Johnny charged across the steepening slope, brush high above his head.
“Careful,” Jack said.
The thicket opened up.
“God,” Johnny gasped, and jumped back.
Jack grabbed his pack, steadying him. The wall across the canyon, beyond the void, faced them down. Never had it seemed so massive.
Perched between strata—sheer wall above them, sheer wall dropping away below—they stared out into the canyon. Faintly, from somewhere, came the distant sound of crashing waters. Jack stepped around Johnny, eyes to the ground. He weaved through boulders and talus, avoiding the distraction of the canyon. The drop was too sheer, too disorienting, the edge too close for mistakes.
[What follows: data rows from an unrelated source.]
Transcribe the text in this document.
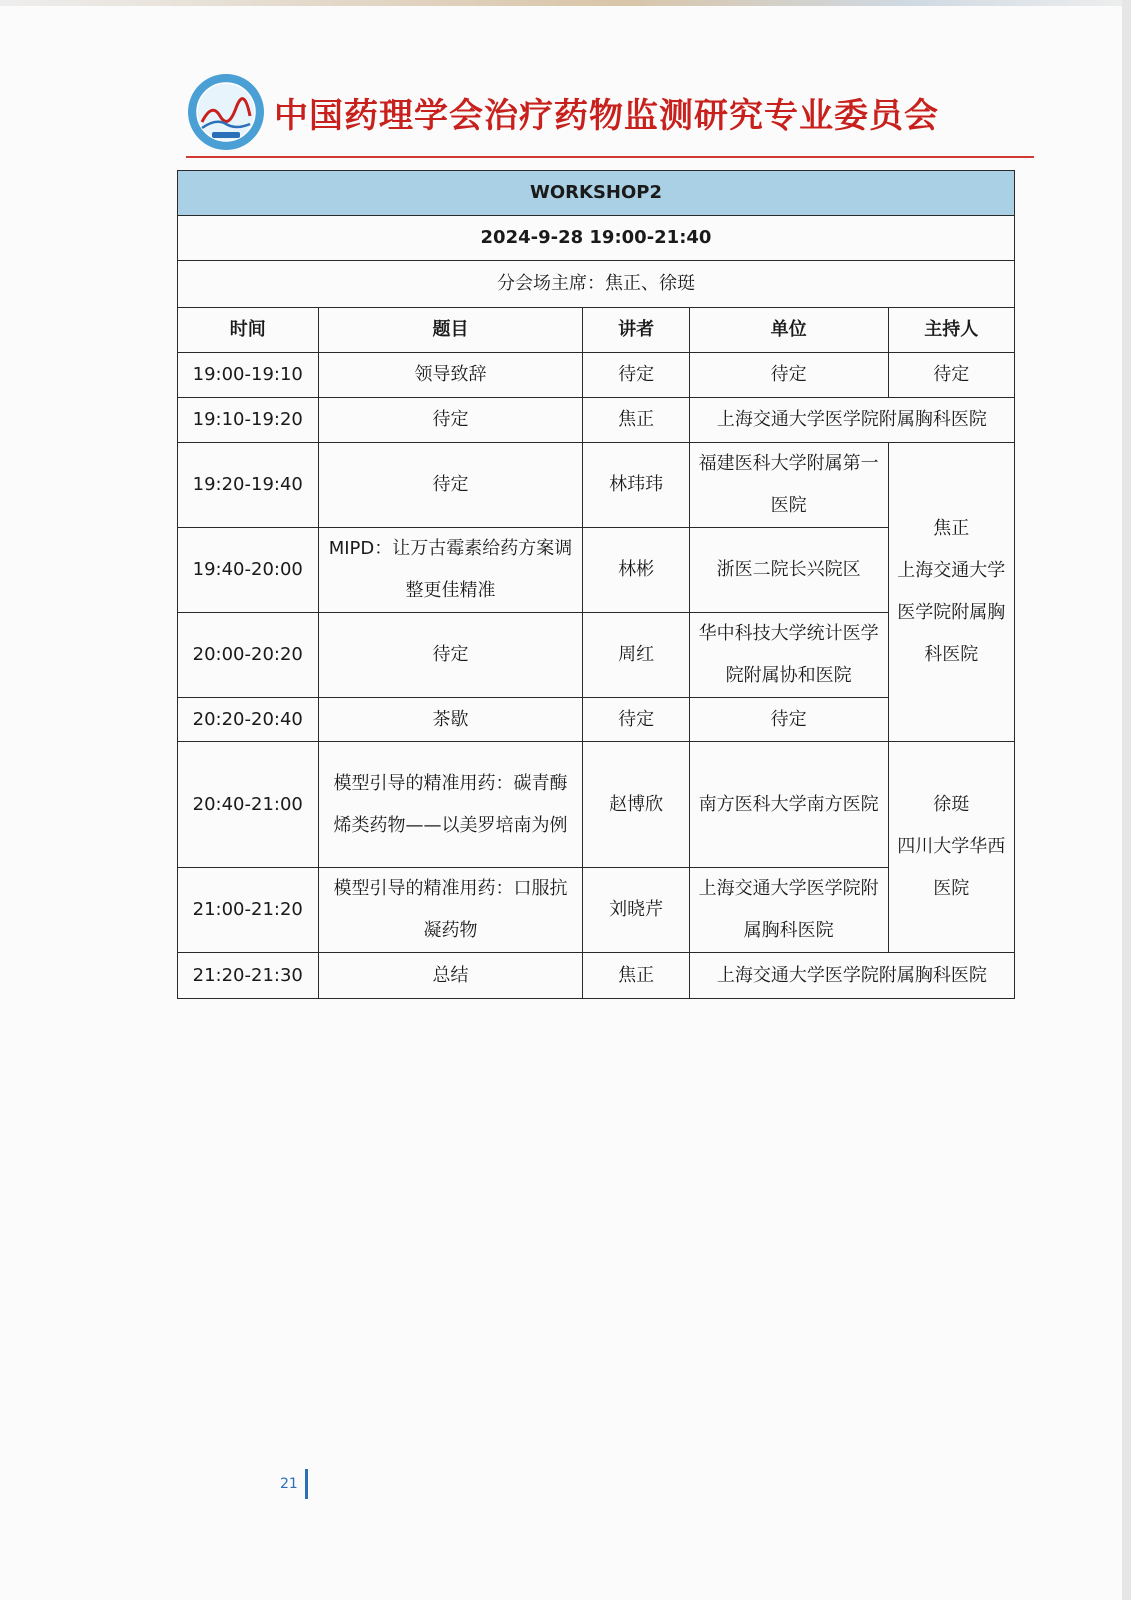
中国药理学会治疗药物监测研究专业委员会
WORKSHOP2				
2024-9-28 19:00-21:40				
分会场主席：焦正、徐珽				
时间	题目	讲者	单位	主持人
19:00-19:10	领导致辞	待定	待定	待定
19:10-19:20	待定	焦正	上海交通大学医学院附属胸科医院	
19:20-19:40	待定	林玮玮	福建医科大学附属第一医院	焦正
上海交通大学医学院附属胸科医院

19:40-20:00	MIPD：让万古霉素给药方案调整更佳精准	林彬	浙医二院长兴院区	
20:00-20:20	待定	周红	华中科技大学统计医学院附属协和医院	
20:20-20:40	茶歇	待定	待定	
20:40-21:00	模型引导的精准用药：碳青酶烯类药物——以美罗培南为例	赵博欣	南方医科大学南方医院	徐珽
四川大学华西医院

21:00-21:20	模型引导的精准用药：口服抗凝药物	刘晓芹	上海交通大学医学院附属胸科医院	
21:20-21:30	总结	焦正	上海交通大学医学院附属胸科医院	
21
They waded through another patch of serviceberry. Ahead were the others, in climbing helmets, green uniform jeans and T-shirts—except Foss, still in his yellow, nomex fire shirt. Perched on a slope twenty to thirty feet wide, one man worked near the edge, seemingly oblivious, fearlessly reaching around the trunk of a piñon pine. The others stood back, appearing full of trepidation.
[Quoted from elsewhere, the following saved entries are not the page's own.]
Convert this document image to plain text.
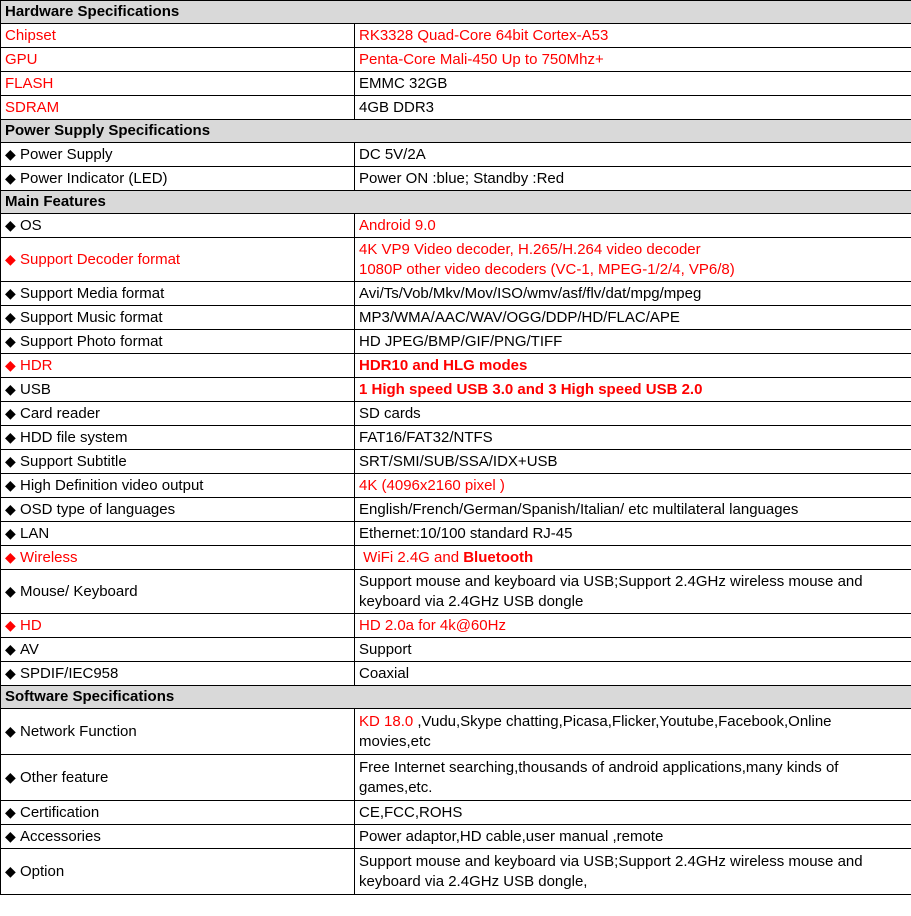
Hardware Specifications	
Chipset	RK3328 Quad-Core 64bit Cortex-A53
GPU	Penta-Core Mali-450 Up to 750Mhz+
FLASH	EMMC 32GB
SDRAM	4GB DDR3
Power Supply Specifications	
◆ Power Supply	DC 5V/2A
◆ Power Indicator (LED)	Power ON :blue; Standby :Red
Main Features	
◆ OS	Android 9.0
◆ Support Decoder format	4K VP9 Video decoder, H.265/H.264 video decoder
1080P other video decoders (VC-1, MPEG-1/2/4, VP6/8)

◆ Support Media format	Avi/Ts/Vob/Mkv/Mov/ISO/wmv/asf/flv/dat/mpg/mpeg
◆ Support Music format	MP3/WMA/AAC/WAV/OGG/DDP/HD/FLAC/APE
◆ Support Photo format	HD JPEG/BMP/GIF/PNG/TIFF
◆ HDR	HDR10 and HLG modes
◆ USB	1 High speed USB 3.0 and 3 High speed USB 2.0
◆ Card reader	SD cards
◆ HDD file system	FAT16/FAT32/NTFS
◆ Support Subtitle	SRT/SMI/SUB/SSA/IDX+USB
◆ High Definition video output	4K (4096x2160 pixel )
◆ OSD type of languages	English/French/German/Spanish/Italian/ etc multilateral languages
◆ LAN	Ethernet:10/100 standard RJ-45
◆ Wireless	WiFi 2.4G and Bluetooth
◆ Mouse/ Keyboard	Support mouse and keyboard via USB;Support 2.4GHz wireless mouse and
keyboard via 2.4GHz USB dongle

◆ HD	HD 2.0a for 4k@60Hz
◆ AV	Support
◆ SPDIF/IEC958	Coaxial
Software Specifications	
◆ Network Function	KD 18.0 ,Vudu,Skype chatting,Picasa,Flicker,Youtube,Facebook,Online
movies,etc

◆ Other feature	Free Internet searching,thousands of android applications,many kinds of
games,etc.

◆ Certification	CE,FCC,ROHS
◆ Accessories	Power adaptor,HD cable,user manual ,remote
◆ Option	Support mouse and keyboard via USB;Support 2.4GHz wireless mouse and
keyboard via 2.4GHz USB dongle,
The person at the edge turned—it was Luiz Archuleta. The law enforcement ranger, in T-shirt and minus his bullet proof vest and service belt, looked more lanky and muscular than usual. He sidestepped over to another piñon, stretched a piece of red webbing between it and the first, tied it in, then tested and tethering himself in with a runner clipped to his climbing harness. He turned to the others. “Listen up. No one, and I mean no one, steps past the red webbing without being tied in. Either to it, or another anchor. Got it?” He waited for head nods, then turned and gave a hard look at his new arrivals. “I need you two to put on climbing helmets.”
In a canvas bag they found the helmets. Jack pulled out a yellow one, slipped it on, and plopped down near the wall to wait.
He glanced at Foss, sitting twenty feet away.
The big man scowled. “Yeah, glad to see you, too.”
Jack ignored him, and watched as Luiz methodically chose what would be used for anchors. A ponderosa pine near the wall. A table-sized boulder just below it. An old piñon, off to the left. Pointing, Luiz directed others to put wraps of webbing around each.